Tous les gouvernements depuis trente ans n’ont vu dans la culture qu’un levier économique, une carte d’affaires pour politiciens en mission économique, un compte de taxes en blanc. Une occasion de plus de laisser leur marque dans le béton. Chaque fois qu’un promoteur tombe du ciel dans le désert culturel du politicien québécois, on lui dit: «Dessine-moi un Disneyland.» Ça nous a donné, entre autres, un musée pour rire jaune.
Dont get me wrong! Je n’ai rien contre l’arrimage culture/tourisme. A Québec, cet été, ce mariage en blanc entre le touristique et le culturel a donné l’exposition Rodin. Un hit. A Ottawa, ce fut Van Gogh. Autre hit. Et notre recrue à la tête du Musée des beaux-arts semble danser sur le même pas que ses collègues des capitales, avec son exposition Monet annoncée pour l’hiver prochain. Dans le concept «On remplit les hôtels de touristes avec de la culture», on ne peut faire mieux.
En fait, le maire de Montréal est capable du pire comme du meilleur dans le domaine de la culture. Au mieux, il doit éviter de nuire à la culture – en ne taxant pas les ateliers d’artistes au même titre qu’Eaton, par exemple; en favorisant la diffusion de la culture dans les maisons de la culture, ou en ne ramenant pas la taxe d’amusement.

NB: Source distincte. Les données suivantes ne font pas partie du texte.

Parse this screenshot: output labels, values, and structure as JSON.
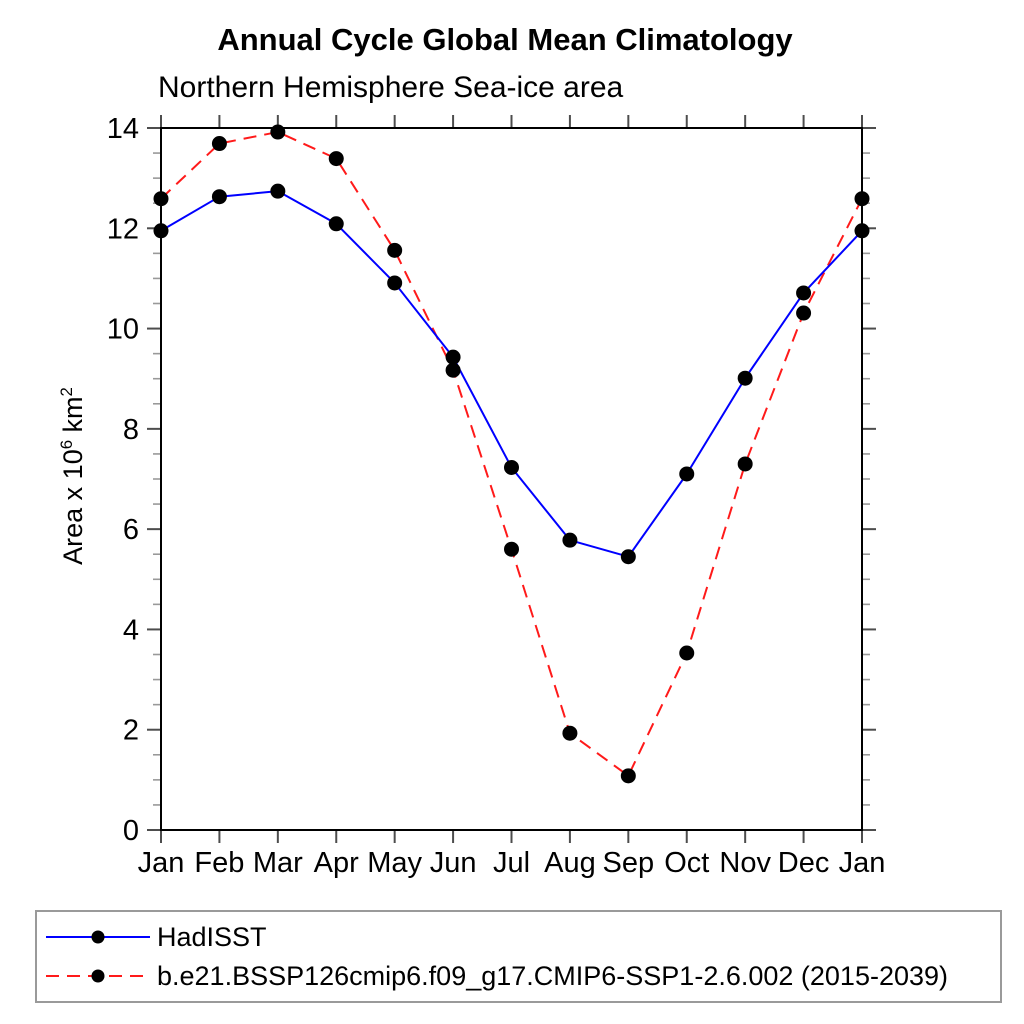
{
  "chart_data": {
    "type": "line",
    "title": "Annual Cycle Global Mean Climatology",
    "subtitle": "Northern Hemisphere Sea-ice area",
    "ylabel_text": "Area x 10^6 km^2",
    "ylabel_parts": {
      "base": "Area x 10",
      "exp": "6",
      "unit": " km",
      "unit_exp": "2"
    },
    "categories": [
      "Jan",
      "Feb",
      "Mar",
      "Apr",
      "May",
      "Jun",
      "Jul",
      "Aug",
      "Sep",
      "Oct",
      "Nov",
      "Dec",
      "Jan"
    ],
    "ylim": [
      0,
      14
    ],
    "ytick_major": [
      0,
      2,
      4,
      6,
      8,
      10,
      12,
      14
    ],
    "ytick_minor_step": 0.5,
    "grid": false,
    "legend_position": "bottom-left-box",
    "marker_color": "#000000",
    "series": [
      {
        "name": "HadISST",
        "color": "#0000ff",
        "style": "solid",
        "marker": "filled-circle",
        "values": [
          11.95,
          12.63,
          12.74,
          12.09,
          10.91,
          9.43,
          7.23,
          5.78,
          5.45,
          7.1,
          9.01,
          10.71,
          11.95
        ]
      },
      {
        "name": "b.e21.BSSP126cmip6.f09_g17.CMIP6-SSP1-2.6.002 (2015-2039)",
        "color": "#ff1a1a",
        "style": "dashed",
        "marker": "filled-circle",
        "values": [
          12.59,
          13.69,
          13.92,
          13.39,
          11.56,
          9.17,
          5.6,
          1.93,
          1.08,
          3.53,
          7.3,
          10.31,
          12.59
        ]
      }
    ]
  }
}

Et, au pire, il lui concocte un plan quinquennal d’action axé sur le développement.
Le mécène, le Percepteur et le chef d’orchestre
Entre deux volées de bois vert au sujet de taxes, les candidats ont fini par aborder le sujet culturel de l’heure: l’Orchestre symphonique et sa précarité financière. L’OSM est dans le rouge de cinq millions de dollars. Ses musiciens, en grève, veulent une augmentation salariale de 40 %. Le maestro menace de lever les feutres si le problème financier n’est pas résolu. Un beau cas de quadrature du cercle.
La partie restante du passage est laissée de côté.